Sam Harris, em “The Moral Landscape” (2010), argumenta que a ciência é capaz de apresentar respostas aos problemas morais da humanidade. Basicamente, ele argumenta que soluções sociais que aumentem o bem-estar da população são, do ponto de vista moral, superiores a outras soluções alternativas. A humanidade, na visão dele, sempre se deparou com um campo de soluções infinitas para os problemas que enfrenta (subsistência, organização social, desenvolvimento humano). Algumas das soluções encontradas simplesmente são melhores do que outras para avançar o bem-estar humano. Eu concordo. Evidentemente, jamais teremos um referencial isento para julgar culturas ou o que eu estou chamando de soluções sociais para os problemas humanos.
A ausência desse referencial isento era e ainda parece ser um dos pilares centrais do chamado relativismo cultural, que, levado às suas últimas consequências, pressupõe como legítimas práticas antigas (e ainda em voga) como a extirpação de clitóris na África, o assassinato de mulheres por “infidelidade”, a vedação de papeis sociais relevantes às mulheres e grupos sociais discriminados, e o massacre de pessoas com crenças e origens étnicas distintas.

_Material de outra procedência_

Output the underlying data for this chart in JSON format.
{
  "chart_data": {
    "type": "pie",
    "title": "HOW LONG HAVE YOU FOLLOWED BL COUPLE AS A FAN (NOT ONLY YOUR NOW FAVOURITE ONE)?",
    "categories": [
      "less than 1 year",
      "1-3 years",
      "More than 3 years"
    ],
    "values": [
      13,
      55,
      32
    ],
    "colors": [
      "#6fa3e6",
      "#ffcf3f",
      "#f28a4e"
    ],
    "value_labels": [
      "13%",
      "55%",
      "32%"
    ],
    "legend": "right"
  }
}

Os problemas morais podem ser enfrentados com o auxílio fundamental da ciência, amparada por princípios secularistas. Sociedades e culturas que conseguiram respostas que aumentaram o bem-estar de sua população — traduzido por maior longevidade, baixíssima mortalidade infantil, instituições sólidas, ausência de violência institucionalizada, virtual ausência de infanticídio (historicamente sempre presente em níveis altos na esmagadora maioria das sociedades humanas), patamar alto de confiança social, tratamento igualitário entre os gêneros, satisfação com a vida etc. — atingiram níveis elevados em uma hipotética escala de desenvolvimento humano ou no campo de soluções possíveis proposto por Harris. Logo, na minha visão, suas soluções são sim superiores. Isso não implica, evidentemente, que essas soluções devam ser impostas à força a outras culturas. Mas implica, sim, que não dá para aceitar a permissividade em nome do respeito à cultura alheia embutida na visão de psicólogos culturais como Richard Shweder ou aceitar a proposição de que a harmonia identificada em uma sociedade como a indiana justifica a existência de um sistema moral que valida castas inferiores ou “intocáveis”, como entende Jonathan Haidt.
Claro, o critério de julgamento que estou empregando é um critério ocidental pós-Iluminismo, eivado de modelos mentais atuais e inserido, portanto, no Zeitgeist do início do século XXI. Mas que alternativa há? Estamos, mais uma vez, diante da impossibilidade de defesa de um ideal platônico ou kantiano. Desse modo, aplica-se a solução elegantemente contida na metáfora do barco de Neurath: Julgam-se sistemas de crenças com base em princípios científicos, racionais e lógicos, sem presumir de forma absoluta a isenção ou “firmeza” destes e sempre com a disposição de incluí-los nos mesmos processos de julgamento. Não parece haver solução perfeita para os dilemas morais da humanidade, mas essa solução é a que, na minha visão, chega mais perto de oferecer respostas satisfatórias. A solução vai também ao encontro da visão de processo civilizatório elegantemente construída pelo sociólogo alemão Norbert Elias. O processo civilizatório implica renúncia aos instintos mais básicos do ser humano (e também às crenças e práticas primitivas), mas não há outro caminho para o desenvolvimento humano e para o alcance de patamares altos de bem-estar social.
(Escrevi esse post como se estivesse explicando para meu filho, no futuro, minha visão atual sobre algumas questões que eu julgo importantes. Espero que ele leia quando for adulto e que sinta à vontade para contra-argumentar).